La primera invitación formal de los Llambías a los Urovich fue poco después de que Beto Llambías se enterara de que Martín estaba desempleado y con graves problemas económicos. Los invitaron a comer un chivito que él mismo había hecho traer del campo para la ocasión. Y los Urovich fueron puntuales: nueve y media estaban tocando el timbre de una de las casas más grandes y llamativas de Altos de la Cascada, con dos grandes columnas en la entrada, escalera de mármol que se ve a través de la puerta vidriada, y balaustrada en todas las ventanas. El chivito lo hizo un asador, y durante toda la noche dos empleadas acercaron y retiraron cosas de la mesa con la naturalidad de un actor que repite la misma obra durante varias temporadas. "Mario es un fenómeno", le dijo Beto aquella vez señalando al señor que trabajaba en la parrilla, "por cincuenta pesos te hace el mejor asado que hayas comido en tu vida, y vos no te tenés que preocupar ni por prender el carbón, ¿no es cierto, Marito?". Y Llambías levantó la copa hacia la parrilla pidiendo un brindis. "Que cada uno haga lo que sepa hacer, ¿no te parece?", y esta vez brindó con Martín.

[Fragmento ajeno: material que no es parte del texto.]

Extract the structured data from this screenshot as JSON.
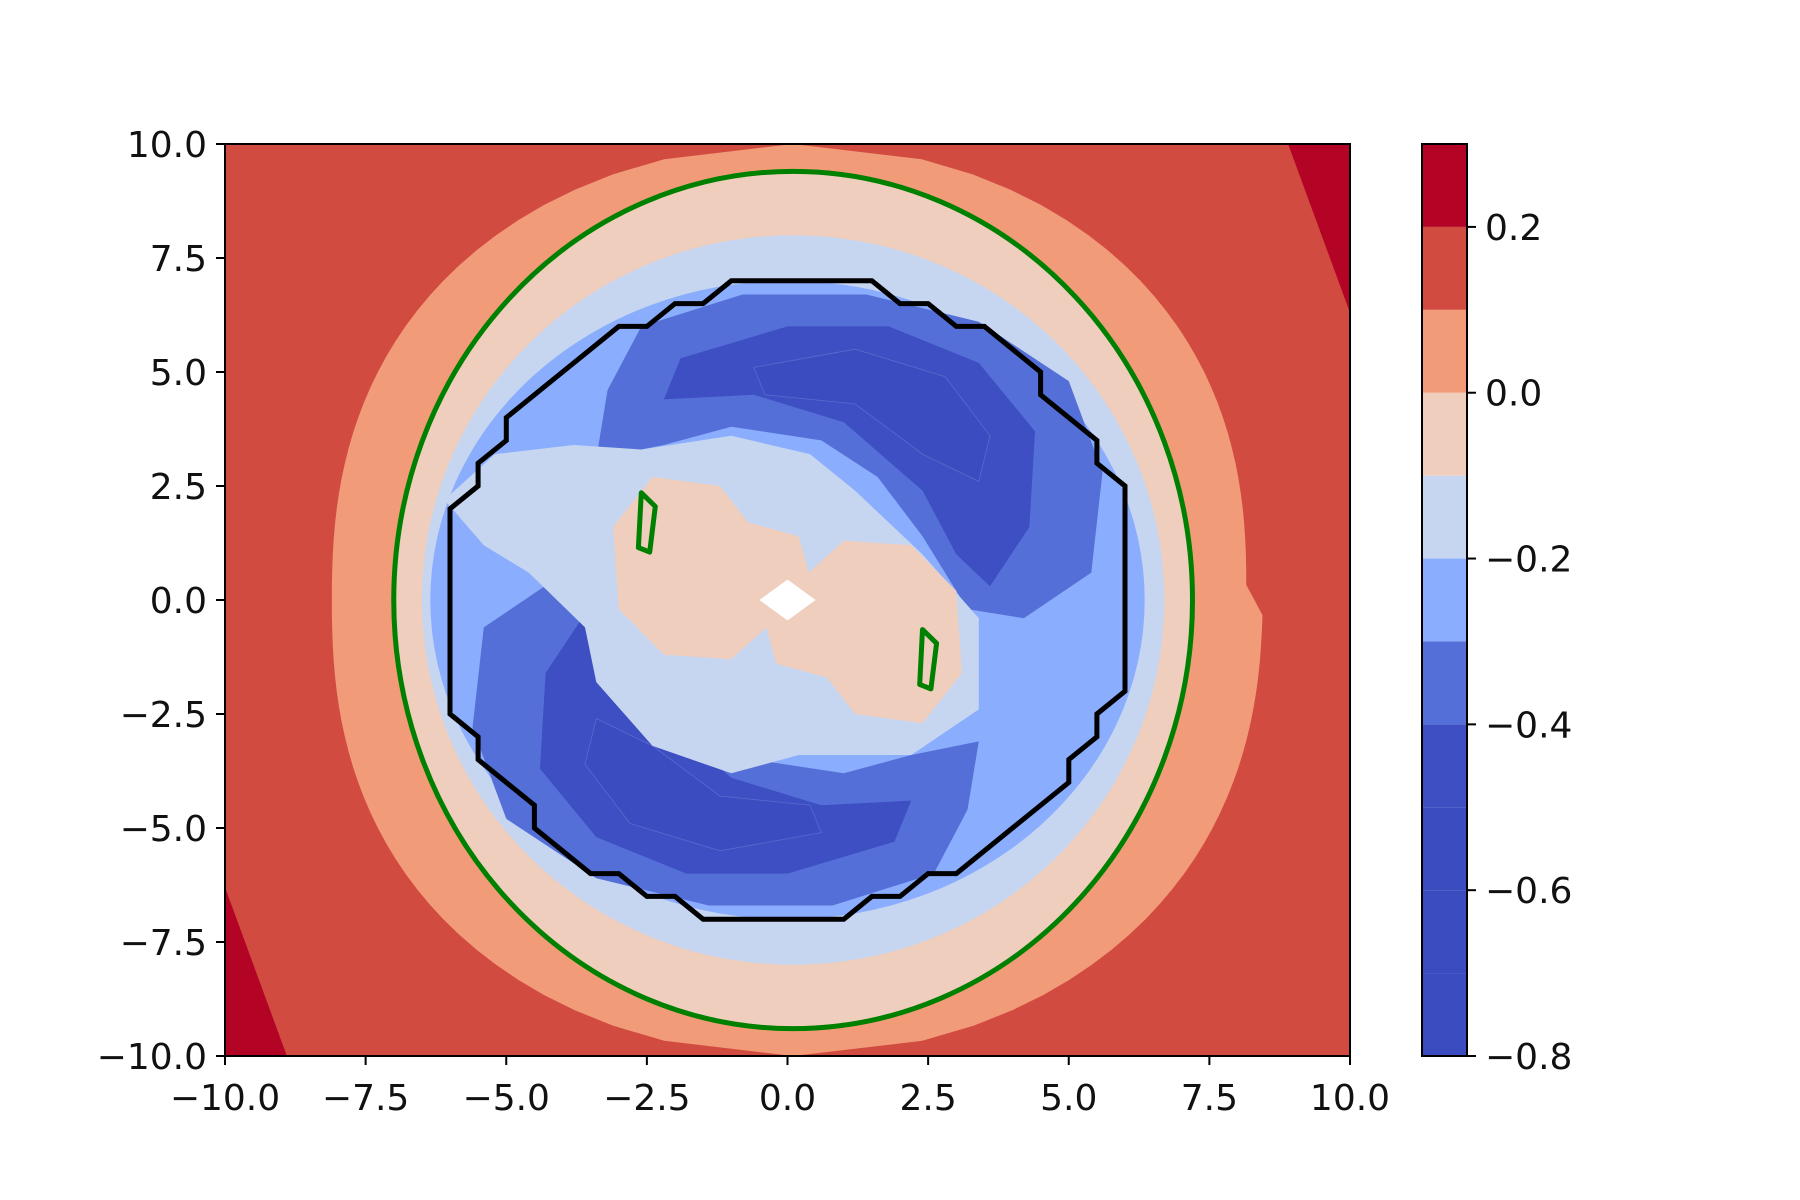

A aquella primera invitación siguieron muchas, de todo tipo y costo, todas las imaginables. Torneo de Copa Davis en el palco oficial, salir a volar en el ultraliviano de los Llambías, recital de algún cantante extranjero, el que fuera, fin de semana en Punta del Este. Martín no estaba de acuerdo en aceptar tantos programas que ellos nunca podrían retribuir, pero Lala insistía, "hay que dejarse querer", decía, y esas salidas la ponían de tan buen humor que él terminó aceptándolas casi sin cuestionar. Así fue como los Urovich experimentaron por un tiempo la fantasía no sólo de que nada había cambiado sino de que su situación estaba mejor que nunca. A los pocos meses los dos matrimonios, más que amigos, parecían parte de una misma familia. Los Llambías ya no tenían hijos pequeños que vivieran con ellos, pero nunca tuvieron problema en integrar a los hijos de los Urovich cuando el programa lo aceptaba. Siempre les sobraba alguna empleada que se podía ocupar de ellos. Hasta les habían armado en su casa un cuarto con televisión y video para que los chicos no molestaran.